Background
In August 1982, an Atlanta Police Department officer entered the bedroom of Michael Hardwick to serve a summons for throwing out a beer bottle which Hardwick had thrown in a trash can located directly outside of the gay bar in which he worked; the specific citation was for public drinking. Police Officer Torick had processed the ticket and had marked out the court date of Tuesday and wrote in Wednesday. When Hardwick failed to arrive for his Tuesday court date, Torick issued an arrest warrant for Hardwick. The officer then proceeded to Hardwick's apartment to serve the warrant, but he was not home.
When Hardwick arrived home and realized that the officer had been there, he immediately went to the courthouse and paid the ticket.
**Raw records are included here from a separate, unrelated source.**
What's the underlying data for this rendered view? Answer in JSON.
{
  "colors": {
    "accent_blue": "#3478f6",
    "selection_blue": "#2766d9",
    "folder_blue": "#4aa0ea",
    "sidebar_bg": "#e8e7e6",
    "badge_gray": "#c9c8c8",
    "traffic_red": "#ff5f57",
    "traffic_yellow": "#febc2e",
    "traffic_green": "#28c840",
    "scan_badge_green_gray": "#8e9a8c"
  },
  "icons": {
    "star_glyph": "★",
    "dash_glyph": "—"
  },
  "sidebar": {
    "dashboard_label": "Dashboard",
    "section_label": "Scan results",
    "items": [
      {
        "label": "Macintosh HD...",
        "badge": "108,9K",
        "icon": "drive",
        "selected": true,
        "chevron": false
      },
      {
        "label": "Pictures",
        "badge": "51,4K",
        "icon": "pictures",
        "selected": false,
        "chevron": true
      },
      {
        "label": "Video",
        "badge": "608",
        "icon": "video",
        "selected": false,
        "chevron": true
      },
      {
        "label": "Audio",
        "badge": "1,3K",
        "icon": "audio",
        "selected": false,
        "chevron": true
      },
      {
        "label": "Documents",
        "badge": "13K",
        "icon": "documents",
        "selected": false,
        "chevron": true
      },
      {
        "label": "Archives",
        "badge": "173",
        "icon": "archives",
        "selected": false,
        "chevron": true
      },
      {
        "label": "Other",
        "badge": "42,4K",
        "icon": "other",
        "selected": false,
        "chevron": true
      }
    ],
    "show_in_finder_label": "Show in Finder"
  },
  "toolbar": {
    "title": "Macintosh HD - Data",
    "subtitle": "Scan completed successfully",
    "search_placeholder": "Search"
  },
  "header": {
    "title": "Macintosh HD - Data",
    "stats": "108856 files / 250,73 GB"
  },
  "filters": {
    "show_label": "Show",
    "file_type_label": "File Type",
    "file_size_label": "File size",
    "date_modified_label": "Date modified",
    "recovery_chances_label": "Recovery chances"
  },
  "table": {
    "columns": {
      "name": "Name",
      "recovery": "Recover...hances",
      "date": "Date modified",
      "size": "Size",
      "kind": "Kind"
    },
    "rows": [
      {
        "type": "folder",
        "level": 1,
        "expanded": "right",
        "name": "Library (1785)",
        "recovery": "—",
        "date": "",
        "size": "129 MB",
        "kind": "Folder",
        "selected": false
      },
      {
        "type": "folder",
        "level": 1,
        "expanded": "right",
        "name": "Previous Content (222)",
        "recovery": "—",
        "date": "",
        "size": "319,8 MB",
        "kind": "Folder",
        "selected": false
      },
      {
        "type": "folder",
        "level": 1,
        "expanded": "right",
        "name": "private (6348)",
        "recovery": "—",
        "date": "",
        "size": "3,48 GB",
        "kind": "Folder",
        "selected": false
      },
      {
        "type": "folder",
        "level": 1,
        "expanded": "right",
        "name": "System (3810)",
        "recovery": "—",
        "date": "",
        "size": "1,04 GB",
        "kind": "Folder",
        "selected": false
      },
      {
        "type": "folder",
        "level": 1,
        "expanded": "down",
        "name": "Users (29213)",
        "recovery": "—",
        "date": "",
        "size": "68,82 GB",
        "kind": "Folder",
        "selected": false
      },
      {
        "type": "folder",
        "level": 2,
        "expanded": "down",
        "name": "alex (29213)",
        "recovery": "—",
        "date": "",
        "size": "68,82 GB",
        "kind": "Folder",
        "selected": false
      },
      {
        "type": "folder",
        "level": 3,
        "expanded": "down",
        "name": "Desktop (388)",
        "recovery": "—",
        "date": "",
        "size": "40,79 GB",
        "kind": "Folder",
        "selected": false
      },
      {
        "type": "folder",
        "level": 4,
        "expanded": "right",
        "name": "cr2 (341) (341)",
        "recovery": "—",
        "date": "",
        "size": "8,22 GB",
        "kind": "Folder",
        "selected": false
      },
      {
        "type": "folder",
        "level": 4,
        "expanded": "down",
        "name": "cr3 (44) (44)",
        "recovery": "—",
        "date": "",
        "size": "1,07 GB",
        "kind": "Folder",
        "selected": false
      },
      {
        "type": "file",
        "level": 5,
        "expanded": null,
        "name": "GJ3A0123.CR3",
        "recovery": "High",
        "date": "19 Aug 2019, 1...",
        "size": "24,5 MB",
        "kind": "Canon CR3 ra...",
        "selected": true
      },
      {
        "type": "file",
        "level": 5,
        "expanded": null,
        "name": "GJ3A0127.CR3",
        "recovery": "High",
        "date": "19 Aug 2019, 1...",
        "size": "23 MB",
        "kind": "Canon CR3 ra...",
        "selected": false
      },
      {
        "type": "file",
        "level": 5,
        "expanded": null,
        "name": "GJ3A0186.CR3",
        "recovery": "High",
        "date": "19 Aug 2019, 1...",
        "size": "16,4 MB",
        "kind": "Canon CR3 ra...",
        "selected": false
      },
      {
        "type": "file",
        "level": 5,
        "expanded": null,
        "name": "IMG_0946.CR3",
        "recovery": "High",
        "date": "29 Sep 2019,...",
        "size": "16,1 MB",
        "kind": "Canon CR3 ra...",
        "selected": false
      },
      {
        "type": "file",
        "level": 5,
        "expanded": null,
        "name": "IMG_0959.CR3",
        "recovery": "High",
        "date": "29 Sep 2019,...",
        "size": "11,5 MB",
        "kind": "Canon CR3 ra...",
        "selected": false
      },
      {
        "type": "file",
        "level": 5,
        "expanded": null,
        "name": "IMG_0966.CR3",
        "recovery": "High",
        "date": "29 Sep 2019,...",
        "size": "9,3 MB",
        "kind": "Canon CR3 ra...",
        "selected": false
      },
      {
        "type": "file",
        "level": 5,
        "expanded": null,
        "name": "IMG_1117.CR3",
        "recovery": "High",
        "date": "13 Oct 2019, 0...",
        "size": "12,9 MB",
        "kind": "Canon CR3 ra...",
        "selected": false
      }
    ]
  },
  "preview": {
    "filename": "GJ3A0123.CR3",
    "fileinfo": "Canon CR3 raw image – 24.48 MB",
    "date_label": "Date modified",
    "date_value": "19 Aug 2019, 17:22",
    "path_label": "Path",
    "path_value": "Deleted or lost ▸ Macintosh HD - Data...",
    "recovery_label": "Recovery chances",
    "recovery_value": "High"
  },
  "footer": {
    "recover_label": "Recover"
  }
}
The clerk notified Hardwick that it should have been impossible for Torick to be at his apartment that day because it actually takes 48 hours to process a warrant. Several weeks went by and Officer Torick came to Hardwick's apartment again to serve the (then-recalled) arrest warrant. Hardwick had an overnight guest who was sleeping off a hangover on his couch. Accounts differ whether he opened the door to the officer and allowed him into the apartment or if the front door was already open. The guest told Torick that he didn't know if Hardwick was home so the officer began searching the house. He found the door to Hardwick's bedroom door slightly ajar and then entered the room where Hardwick and a male companion were engaged in mutual, consensual oral sex.
He placed both men under arrest for sodomy, which was defined in Georgia law to include both oral sex and anal sex between members of the same or opposite sex. The local district attorney elected not to present the charge to the grand jury, which would have been a prerequisite to any trial or punishment for the offense. Hardwick then sued Michael Bowers, the attorney general of Georgia, in federal court for a declaration that the state's sodomy law was invalid. He charged that as an active homosexual, he was liable to eventually be prosecuted for his activities.
The American Civil Liberties Union (ACLU) had been searching for a "perfect test case" to challenge anti-sodomy laws, and Hardwick's cause presented the one they were looking for. They approached Hardwick, who, after weighing the issues, agreed to be represented by ACLU attorneys. In the lower Federal Courts, Hardwick was represented by attorney Kathleen Wilde. The case was filed in the United States District Court for the Northern District of Georgia, where it was dismissed, with the Court ruling in favor of Attorney-General Bowers. Hardwick appealed, and the United States Court of Appeals for the Eleventh Circuit reversed the lower court, finding that the Georgia sodomy statute was indeed an infringement upon Hardwick's Constitutional rights. 760 F.2d 1202. The State of Georgia then appealed, and the Supreme Court of the United States granted certiorari on November 4, 1985, to review the case.
Hardwick was represented before the Supreme Court by Harvard Law School Professor Laurence Tribe. Michael Hobbs, assistant attorney general, argued the case for the State.